Mangaluru, Dec 7: A rare bamboo shrimp has been rediscovered on mainland India more than 70 years after it was last reported, confirming for the first time the presence of Atyopsis spinipes in the country. The find was made by researchers from the Centre for Climate Change Studies at Sathyabama Institute of Science and Technology, Chennai, during surveys in Karnataka and Odisha.

The team — shrimp expert Dr S Prakash, PhD scholar K Kunjulakshmi, and Mangaluru-based researcher Maclean Antony Santos — combined field surveys, ecological assessments and DNA analysis to identify the elusive species. Their findings, published in Zootaxa, resolve decades of taxonomic confusion stemming from a 1951 report that misidentified the species as Atyopsis moluccensis without strong evidence.

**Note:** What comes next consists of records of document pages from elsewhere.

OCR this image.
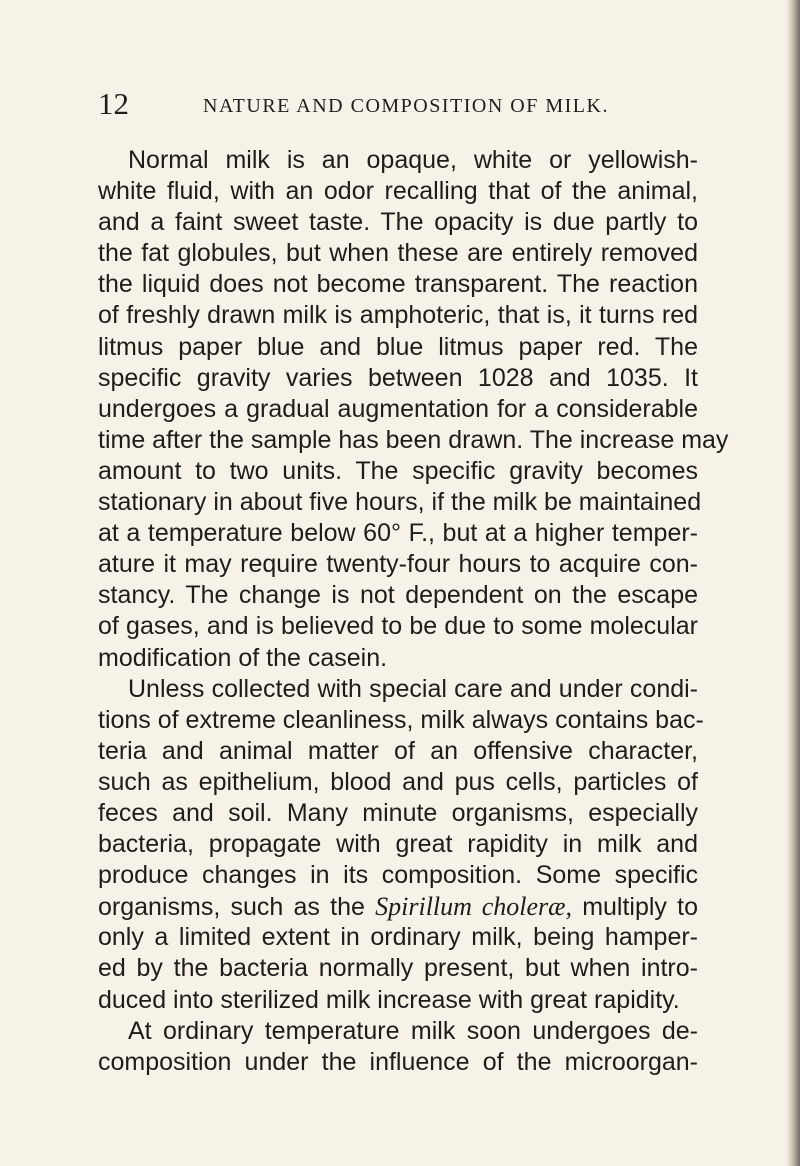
12	NATURE AND COMPOSITION OF MILK.
Normal milk is an opaque, white or yellowish-
white fluid, with an odor recalling that of the animal,
and a faint sweet taste. The opacity is due partly to
the fat globules, but when these are entirely removed
the liquid does not become transparent. The reaction
of freshly drawn milk is amphoteric, that is, it turns red
litmus paper blue and blue litmus paper red. The
specific gravity varies between 1028 and 1035. It
undergoes a gradual augmentation for a considerable
time after the sample has been drawn. The increase may
amount to two units. The specific gravity becomes
stationary in about five hours, if the milk be maintained
at a temperature below 60° F., but at a higher temper-
ature it may require twenty-four hours to acquire con-
stancy. The change is not dependent on the escape
of gases, and is believed to be due to some molecular
modification of the casein.
Unless collected with special care and under condi-
tions of extreme cleanliness, milk always contains bac-
teria and animal matter of an offensive character,
such as epithelium, blood and pus cells, particles of
feces and soil. Many minute organisms, especially
bacteria, propagate with great rapidity in milk and
produce changes in its composition. Some specific
organisms, such as the Spirillum choleræ, multiply to
only a limited extent in ordinary milk, being hamper-
ed by the bacteria normally present, but when intro-
duced into sterilized milk increase with great rapidity.
At ordinary temperature milk soon undergoes de-
composition under the influence of the microorgan-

The shrimp has now been confirmed at two locations: the Mulki–Pavanje estuary near Mangaluru and the Kuakhai River in Bhubaneswar. Historical specimens from the Andaman Islands, previously labelled as A. moluccensis, were also found to be misidentified and actually belong to A. spinipes.

The rediscovery began after an aquarium hobbyist in Odisha spotted a shrimp in 2022, prompting systematic surveys across Udupi, Karwar and Mangaluru. Four female specimens were collected in Mulki and one in Odisha, all genetically matching.

Researchers warn the species may exist in very small, vulnerable populations as freshwater habitats face increasing pressure from pollution, sand mining and infrastructure development. All verified specimens have been deposited with the Zoological Survey of India for future reference.